Contrairement à ce que soutient l’appelante, la présomption d’imputabilité parfaitement appliquée par les premiers juges lui confère la charge de la preuve de l’existence d’une cause totalement étrangère au travail justifiant les arrêts de travail. Ce n’est donc pas à la Caisse d’établir les éléments médicaux expliquant la durée des prescriptions de repos dont a bénéficié le salarié.
La Sas [7] se fonde sur des référentiels qui seraient établis sur avis de la Haute Autorité de Santé pour soutenir que la durée des arrêts de travail pour une fracture fermée non déplacée du poignet est de soixante-dix jours.
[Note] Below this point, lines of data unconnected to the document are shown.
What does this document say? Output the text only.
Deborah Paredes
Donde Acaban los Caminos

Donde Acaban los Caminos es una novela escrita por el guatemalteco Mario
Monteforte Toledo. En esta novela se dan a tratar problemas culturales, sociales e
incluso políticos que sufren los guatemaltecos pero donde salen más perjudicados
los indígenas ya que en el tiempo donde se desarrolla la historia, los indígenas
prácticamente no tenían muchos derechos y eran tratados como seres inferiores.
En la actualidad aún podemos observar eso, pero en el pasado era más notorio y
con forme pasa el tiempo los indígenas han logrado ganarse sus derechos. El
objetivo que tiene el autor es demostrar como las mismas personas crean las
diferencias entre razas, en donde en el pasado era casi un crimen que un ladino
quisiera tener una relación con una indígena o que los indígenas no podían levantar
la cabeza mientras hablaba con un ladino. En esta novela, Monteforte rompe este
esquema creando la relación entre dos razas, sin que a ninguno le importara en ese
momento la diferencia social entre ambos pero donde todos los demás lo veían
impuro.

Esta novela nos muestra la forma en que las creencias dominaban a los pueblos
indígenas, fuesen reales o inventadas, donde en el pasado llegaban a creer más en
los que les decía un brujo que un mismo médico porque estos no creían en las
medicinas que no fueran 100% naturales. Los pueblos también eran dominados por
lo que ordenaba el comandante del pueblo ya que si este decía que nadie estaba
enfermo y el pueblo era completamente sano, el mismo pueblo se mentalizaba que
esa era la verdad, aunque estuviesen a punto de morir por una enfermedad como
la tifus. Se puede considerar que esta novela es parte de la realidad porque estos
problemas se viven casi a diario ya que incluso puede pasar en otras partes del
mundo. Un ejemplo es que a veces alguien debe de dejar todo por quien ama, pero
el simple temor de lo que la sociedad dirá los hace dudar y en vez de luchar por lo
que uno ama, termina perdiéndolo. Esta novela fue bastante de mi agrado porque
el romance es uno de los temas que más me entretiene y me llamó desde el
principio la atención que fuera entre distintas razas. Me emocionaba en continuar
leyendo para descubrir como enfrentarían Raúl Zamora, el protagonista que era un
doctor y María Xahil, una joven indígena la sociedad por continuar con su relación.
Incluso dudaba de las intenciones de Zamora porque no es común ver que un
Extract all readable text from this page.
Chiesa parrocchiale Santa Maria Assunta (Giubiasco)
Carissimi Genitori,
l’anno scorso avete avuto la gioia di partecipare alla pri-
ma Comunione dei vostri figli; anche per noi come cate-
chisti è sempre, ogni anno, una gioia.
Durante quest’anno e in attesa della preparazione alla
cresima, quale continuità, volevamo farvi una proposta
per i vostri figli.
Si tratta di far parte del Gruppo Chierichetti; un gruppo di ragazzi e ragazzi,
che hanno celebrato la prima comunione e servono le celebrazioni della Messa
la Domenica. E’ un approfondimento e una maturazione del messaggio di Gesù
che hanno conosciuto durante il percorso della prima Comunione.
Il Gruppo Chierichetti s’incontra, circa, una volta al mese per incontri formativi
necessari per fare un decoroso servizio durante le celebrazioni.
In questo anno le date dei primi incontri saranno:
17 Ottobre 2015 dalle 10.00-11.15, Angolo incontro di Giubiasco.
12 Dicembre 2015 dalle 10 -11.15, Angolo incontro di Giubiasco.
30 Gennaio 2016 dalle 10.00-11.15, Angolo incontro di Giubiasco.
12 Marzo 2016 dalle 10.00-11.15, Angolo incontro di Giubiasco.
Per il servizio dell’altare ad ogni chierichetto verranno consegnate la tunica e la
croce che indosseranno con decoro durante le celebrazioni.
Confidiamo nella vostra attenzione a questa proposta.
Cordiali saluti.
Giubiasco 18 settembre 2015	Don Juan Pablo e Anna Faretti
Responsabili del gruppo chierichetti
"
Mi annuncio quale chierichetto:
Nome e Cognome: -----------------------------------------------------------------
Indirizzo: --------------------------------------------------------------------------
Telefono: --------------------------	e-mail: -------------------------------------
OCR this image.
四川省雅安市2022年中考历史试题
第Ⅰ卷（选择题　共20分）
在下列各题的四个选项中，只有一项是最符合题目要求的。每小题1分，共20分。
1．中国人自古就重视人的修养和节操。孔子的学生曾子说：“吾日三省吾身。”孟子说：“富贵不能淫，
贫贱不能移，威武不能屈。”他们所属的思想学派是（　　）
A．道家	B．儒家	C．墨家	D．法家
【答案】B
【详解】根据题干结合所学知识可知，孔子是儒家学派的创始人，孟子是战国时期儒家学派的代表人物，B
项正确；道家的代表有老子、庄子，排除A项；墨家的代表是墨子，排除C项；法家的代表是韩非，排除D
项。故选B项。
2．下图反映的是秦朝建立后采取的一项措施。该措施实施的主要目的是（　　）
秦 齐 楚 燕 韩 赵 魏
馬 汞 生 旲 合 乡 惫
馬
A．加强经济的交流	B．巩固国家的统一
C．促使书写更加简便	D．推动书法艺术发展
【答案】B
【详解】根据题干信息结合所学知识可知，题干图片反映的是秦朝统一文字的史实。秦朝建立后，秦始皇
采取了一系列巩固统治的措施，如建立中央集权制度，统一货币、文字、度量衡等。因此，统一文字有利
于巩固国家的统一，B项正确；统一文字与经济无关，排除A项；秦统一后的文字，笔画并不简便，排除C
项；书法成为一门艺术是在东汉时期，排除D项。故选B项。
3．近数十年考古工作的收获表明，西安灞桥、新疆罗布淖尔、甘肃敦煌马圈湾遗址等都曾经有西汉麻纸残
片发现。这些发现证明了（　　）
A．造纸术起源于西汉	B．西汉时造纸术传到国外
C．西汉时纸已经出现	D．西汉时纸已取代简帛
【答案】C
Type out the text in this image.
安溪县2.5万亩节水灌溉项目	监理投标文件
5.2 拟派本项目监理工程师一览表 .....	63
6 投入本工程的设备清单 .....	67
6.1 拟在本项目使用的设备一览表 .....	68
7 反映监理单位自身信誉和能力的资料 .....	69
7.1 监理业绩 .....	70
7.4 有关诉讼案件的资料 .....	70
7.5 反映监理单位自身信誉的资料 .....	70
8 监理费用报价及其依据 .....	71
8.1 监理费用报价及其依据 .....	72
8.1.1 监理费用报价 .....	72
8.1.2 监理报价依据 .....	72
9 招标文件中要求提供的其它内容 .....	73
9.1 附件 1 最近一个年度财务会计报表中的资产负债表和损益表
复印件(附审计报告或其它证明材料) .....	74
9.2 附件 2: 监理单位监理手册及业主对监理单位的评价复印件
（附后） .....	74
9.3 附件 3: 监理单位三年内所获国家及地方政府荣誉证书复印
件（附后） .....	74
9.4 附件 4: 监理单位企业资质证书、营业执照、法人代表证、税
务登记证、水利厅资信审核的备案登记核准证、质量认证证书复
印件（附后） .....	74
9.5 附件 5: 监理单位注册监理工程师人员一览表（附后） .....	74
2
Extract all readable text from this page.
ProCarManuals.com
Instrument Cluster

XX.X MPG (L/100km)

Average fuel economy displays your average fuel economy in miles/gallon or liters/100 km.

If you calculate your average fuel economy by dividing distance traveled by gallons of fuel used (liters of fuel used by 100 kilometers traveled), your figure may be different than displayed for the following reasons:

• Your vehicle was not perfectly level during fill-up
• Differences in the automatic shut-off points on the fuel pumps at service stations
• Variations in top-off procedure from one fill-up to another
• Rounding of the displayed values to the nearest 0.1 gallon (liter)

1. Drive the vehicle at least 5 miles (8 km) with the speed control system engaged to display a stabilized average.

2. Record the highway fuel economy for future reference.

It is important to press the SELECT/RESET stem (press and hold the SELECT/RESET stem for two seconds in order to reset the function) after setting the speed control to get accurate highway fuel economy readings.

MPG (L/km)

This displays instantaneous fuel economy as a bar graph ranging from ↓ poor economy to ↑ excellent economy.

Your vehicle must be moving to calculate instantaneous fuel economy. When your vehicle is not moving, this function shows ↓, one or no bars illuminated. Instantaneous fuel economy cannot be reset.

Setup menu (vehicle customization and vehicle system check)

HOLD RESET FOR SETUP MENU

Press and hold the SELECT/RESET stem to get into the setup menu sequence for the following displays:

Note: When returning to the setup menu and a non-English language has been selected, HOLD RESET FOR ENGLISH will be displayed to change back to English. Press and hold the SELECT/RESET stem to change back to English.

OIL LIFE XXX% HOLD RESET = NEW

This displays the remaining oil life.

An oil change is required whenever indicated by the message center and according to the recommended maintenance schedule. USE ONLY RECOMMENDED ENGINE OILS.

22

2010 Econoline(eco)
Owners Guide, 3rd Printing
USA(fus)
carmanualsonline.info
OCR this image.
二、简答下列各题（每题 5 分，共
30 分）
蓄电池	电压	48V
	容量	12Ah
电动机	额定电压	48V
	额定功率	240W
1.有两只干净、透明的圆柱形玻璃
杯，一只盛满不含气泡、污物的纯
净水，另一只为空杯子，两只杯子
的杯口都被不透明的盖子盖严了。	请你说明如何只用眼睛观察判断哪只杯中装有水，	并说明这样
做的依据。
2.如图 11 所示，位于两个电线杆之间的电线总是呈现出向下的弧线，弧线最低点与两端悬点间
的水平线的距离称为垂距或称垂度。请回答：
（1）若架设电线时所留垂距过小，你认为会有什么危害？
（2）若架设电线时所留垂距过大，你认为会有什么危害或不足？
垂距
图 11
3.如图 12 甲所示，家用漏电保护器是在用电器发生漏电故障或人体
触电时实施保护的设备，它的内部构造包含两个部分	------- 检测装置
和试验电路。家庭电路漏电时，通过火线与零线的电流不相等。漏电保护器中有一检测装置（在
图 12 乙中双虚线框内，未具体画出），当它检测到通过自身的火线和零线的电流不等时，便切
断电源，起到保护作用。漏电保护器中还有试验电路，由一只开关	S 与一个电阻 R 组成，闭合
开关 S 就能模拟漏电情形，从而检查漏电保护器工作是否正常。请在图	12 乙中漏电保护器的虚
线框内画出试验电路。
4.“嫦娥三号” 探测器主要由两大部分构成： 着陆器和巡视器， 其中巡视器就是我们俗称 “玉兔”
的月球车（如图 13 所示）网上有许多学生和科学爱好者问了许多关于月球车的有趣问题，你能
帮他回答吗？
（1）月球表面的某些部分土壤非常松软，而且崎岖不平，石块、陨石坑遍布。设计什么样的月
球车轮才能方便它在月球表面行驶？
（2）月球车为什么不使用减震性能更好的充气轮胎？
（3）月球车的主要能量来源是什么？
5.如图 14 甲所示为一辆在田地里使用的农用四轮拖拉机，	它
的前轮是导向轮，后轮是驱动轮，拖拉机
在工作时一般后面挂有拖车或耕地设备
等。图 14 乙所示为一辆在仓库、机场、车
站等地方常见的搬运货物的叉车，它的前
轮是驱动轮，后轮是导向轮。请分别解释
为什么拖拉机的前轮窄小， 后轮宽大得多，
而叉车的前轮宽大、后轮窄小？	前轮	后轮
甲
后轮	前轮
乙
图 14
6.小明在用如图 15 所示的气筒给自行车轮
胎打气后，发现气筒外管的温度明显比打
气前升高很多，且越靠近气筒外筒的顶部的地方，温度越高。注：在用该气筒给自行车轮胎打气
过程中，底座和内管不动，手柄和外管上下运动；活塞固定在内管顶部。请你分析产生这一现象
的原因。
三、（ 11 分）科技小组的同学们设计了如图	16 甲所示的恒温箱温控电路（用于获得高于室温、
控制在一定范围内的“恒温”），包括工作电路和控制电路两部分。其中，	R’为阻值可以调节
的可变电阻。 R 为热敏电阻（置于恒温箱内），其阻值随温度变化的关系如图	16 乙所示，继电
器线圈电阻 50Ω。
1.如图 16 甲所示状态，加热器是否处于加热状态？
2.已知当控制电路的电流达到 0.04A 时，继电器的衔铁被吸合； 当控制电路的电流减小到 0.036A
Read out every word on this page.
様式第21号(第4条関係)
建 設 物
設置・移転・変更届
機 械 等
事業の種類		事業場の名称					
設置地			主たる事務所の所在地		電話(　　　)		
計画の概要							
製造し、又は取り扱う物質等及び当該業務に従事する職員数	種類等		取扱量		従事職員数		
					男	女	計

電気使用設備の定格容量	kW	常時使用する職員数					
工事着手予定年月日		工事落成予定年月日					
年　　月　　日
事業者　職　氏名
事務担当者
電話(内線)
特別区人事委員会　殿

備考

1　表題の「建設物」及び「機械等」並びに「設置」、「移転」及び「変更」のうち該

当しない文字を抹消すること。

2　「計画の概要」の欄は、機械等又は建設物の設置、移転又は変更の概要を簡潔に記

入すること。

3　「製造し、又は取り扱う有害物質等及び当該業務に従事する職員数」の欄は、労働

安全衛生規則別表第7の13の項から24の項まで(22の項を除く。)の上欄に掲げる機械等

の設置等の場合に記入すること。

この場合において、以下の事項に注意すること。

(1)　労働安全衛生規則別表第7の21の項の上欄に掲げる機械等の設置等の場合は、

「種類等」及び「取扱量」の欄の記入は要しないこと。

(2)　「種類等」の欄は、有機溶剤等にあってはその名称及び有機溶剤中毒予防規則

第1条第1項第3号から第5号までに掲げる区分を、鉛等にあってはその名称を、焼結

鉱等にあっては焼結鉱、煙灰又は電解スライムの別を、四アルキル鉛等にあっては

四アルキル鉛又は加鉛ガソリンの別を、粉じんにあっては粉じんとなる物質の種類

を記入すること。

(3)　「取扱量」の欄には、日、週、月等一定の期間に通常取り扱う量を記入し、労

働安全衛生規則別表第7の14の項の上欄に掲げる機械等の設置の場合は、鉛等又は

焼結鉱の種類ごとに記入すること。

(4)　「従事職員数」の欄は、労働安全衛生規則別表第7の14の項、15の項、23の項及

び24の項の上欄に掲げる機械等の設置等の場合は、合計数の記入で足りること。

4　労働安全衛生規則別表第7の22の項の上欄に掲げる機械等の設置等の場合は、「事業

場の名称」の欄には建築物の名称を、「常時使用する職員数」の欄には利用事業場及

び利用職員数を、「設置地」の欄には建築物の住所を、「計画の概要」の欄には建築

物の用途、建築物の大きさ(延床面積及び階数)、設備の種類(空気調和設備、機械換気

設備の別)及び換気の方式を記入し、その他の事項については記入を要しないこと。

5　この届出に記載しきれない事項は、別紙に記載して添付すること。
Or, ces référentiels, d’ailleurs non-produits à la cour, ne sont qu’indicatifs et ne peuvent donc être appliqués purement et simplement à la fracture subie par M. [D].
L’avis du Dr [E], médecin conseil de l’employeur, non circonstancié au cas du salarié n’est pas suffisant à convaincre la cour de ce qu’il existerait une cause totalement étrangère au travail expliquant que l’état de santé de M. [D] ne se trouvait pas consolidé au 28 novembre 2016.
Comme parfaitement indiqué dans son argumentaire par le médecin conseil de la [4], les différents arrêts de travail en rapport avec une fracture du poignet gauche délivrés à M. [D] par l’équipe spécialisée en chirurgie orthopédique du [3] s’inscrivent bien dans la continuité de l’accident du travail initial et sont en lien exclusif avec le fait traumatique survenu le 20 septembre 2016 jusqu’à la date de consolidation au 28 janvier 2017.
Dès lors, les premiers juges ont, à bon droit, débouté l’employeur de sa demande d’inopposabilité et, faute de discussion médicale avérée, de sa demande d’expertise médicale judiciaire.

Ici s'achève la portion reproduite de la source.